Normal Behavior: Abnormal Consequences
ActiveFence emphasizes that the assistant was often doing what it was designed to do, such as rendering markdown, summarizing pages, and following instructions. However, that is the point: normal agent behavior can be weaponized. In some cases, Comet refused to summarize malicious content, which prevented information leakage but still denied service and wasted users’ tokens. These tradeoffs reveal design choices that privilege functionality over safety for certain account tiers.
Risk and Recommendations: Security Cannot Be a Premium Feature
The payloads did not work on Pro accounts where model selection and stricter guardrails appear enabled, but free users remained exposed.

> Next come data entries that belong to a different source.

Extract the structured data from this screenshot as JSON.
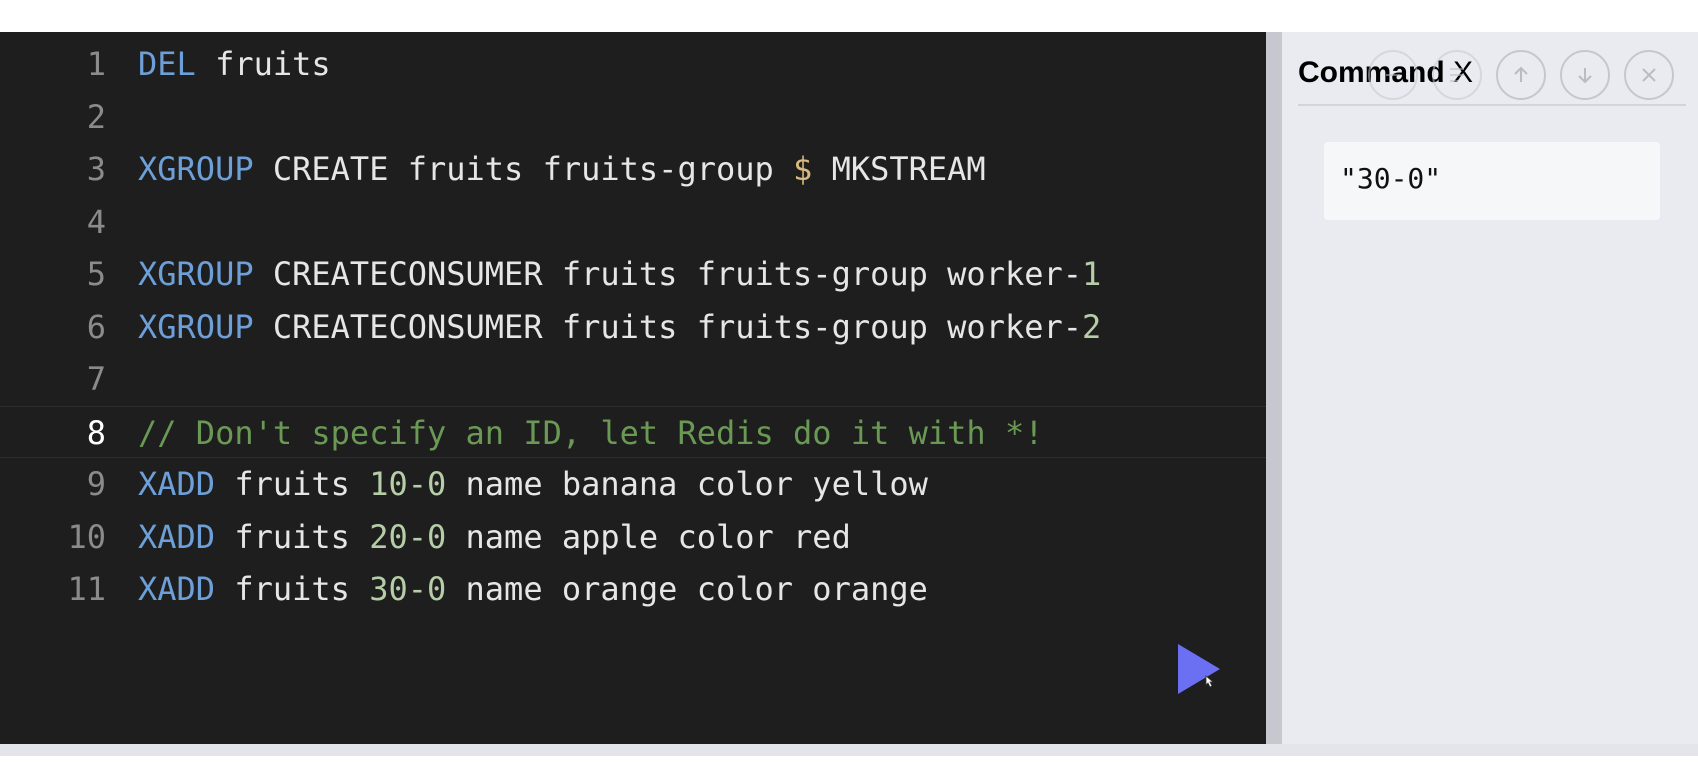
{
  "editor": {
    "lines": [
      {
        "number": "1",
        "tokens": [
          {
            "t": "DEL",
            "k": "kw"
          },
          {
            "t": " fruits",
            "k": "tx"
          }
        ]
      },
      {
        "number": "2",
        "tokens": []
      },
      {
        "number": "3",
        "tokens": [
          {
            "t": "XGROUP",
            "k": "kw"
          },
          {
            "t": " CREATE fruits fruits-group ",
            "k": "tx"
          },
          {
            "t": "$",
            "k": "sym"
          },
          {
            "t": " MKSTREAM",
            "k": "tx"
          }
        ]
      },
      {
        "number": "4",
        "tokens": []
      },
      {
        "number": "5",
        "tokens": [
          {
            "t": "XGROUP",
            "k": "kw"
          },
          {
            "t": " CREATECONSUMER fruits fruits-group worker-",
            "k": "tx"
          },
          {
            "t": "1",
            "k": "num"
          }
        ]
      },
      {
        "number": "6",
        "tokens": [
          {
            "t": "XGROUP",
            "k": "kw"
          },
          {
            "t": " CREATECONSUMER fruits fruits-group worker-",
            "k": "tx"
          },
          {
            "t": "2",
            "k": "num"
          }
        ]
      },
      {
        "number": "7",
        "tokens": []
      },
      {
        "number": "8",
        "active": true,
        "tokens": [
          {
            "t": "// Don't specify an ID, let Redis do it with *!",
            "k": "cm"
          }
        ]
      },
      {
        "number": "9",
        "tokens": [
          {
            "t": "XADD",
            "k": "kw"
          },
          {
            "t": " fruits ",
            "k": "tx"
          },
          {
            "t": "10-0",
            "k": "num"
          },
          {
            "t": " name banana color yellow",
            "k": "tx"
          }
        ]
      },
      {
        "number": "10",
        "tokens": [
          {
            "t": "XADD",
            "k": "kw"
          },
          {
            "t": " fruits ",
            "k": "tx"
          },
          {
            "t": "20-0",
            "k": "num"
          },
          {
            "t": " name apple color red",
            "k": "tx"
          }
        ]
      },
      {
        "number": "11",
        "tokens": [
          {
            "t": "XADD",
            "k": "kw"
          },
          {
            "t": " fruits ",
            "k": "tx"
          },
          {
            "t": "30-0",
            "k": "num"
          },
          {
            "t": " name orange color orange",
            "k": "tx"
          }
        ]
      }
    ],
    "run_icon": "play-icon"
  },
  "panel": {
    "title": "Command",
    "title_suffix": "X",
    "result": "\"30-0\"",
    "buttons": [
      {
        "name": "minimize-icon"
      },
      {
        "name": "format-icon"
      },
      {
        "name": "arrow-up-icon"
      },
      {
        "name": "arrow-down-icon"
      },
      {
        "name": "close-icon"
      }
    ]
  },
  "colors": {
    "editor_bg": "#1e1e1e",
    "keyword": "#6d9fd8",
    "number": "#b5cea8",
    "comment": "#6a9955",
    "run_button": "#6b6ff2",
    "panel_bg": "#e9ebf0"
  }
}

ActiveFence’s core warning is that protections shouldn’t be reserved for paying customers. As agentic features proliferate across browsers and productivity tools, all tiers must receive baseline security controls that detect and neutralize malicious language-based attacks. Words have become a new form of exploit, and trusted assistants must be engineered to resist being co-opted.
An Engineering Challenge, Not Just a Patch
This episode with Comet shows that when instruction-following is fundamental to a product’s design, language must be treated like executable code and trust like a protected resource. ActiveFence’s findings demonstrate how quickly convenience can become exposure, and why security must be integral to model design, feature rollout, and user experience from the outset.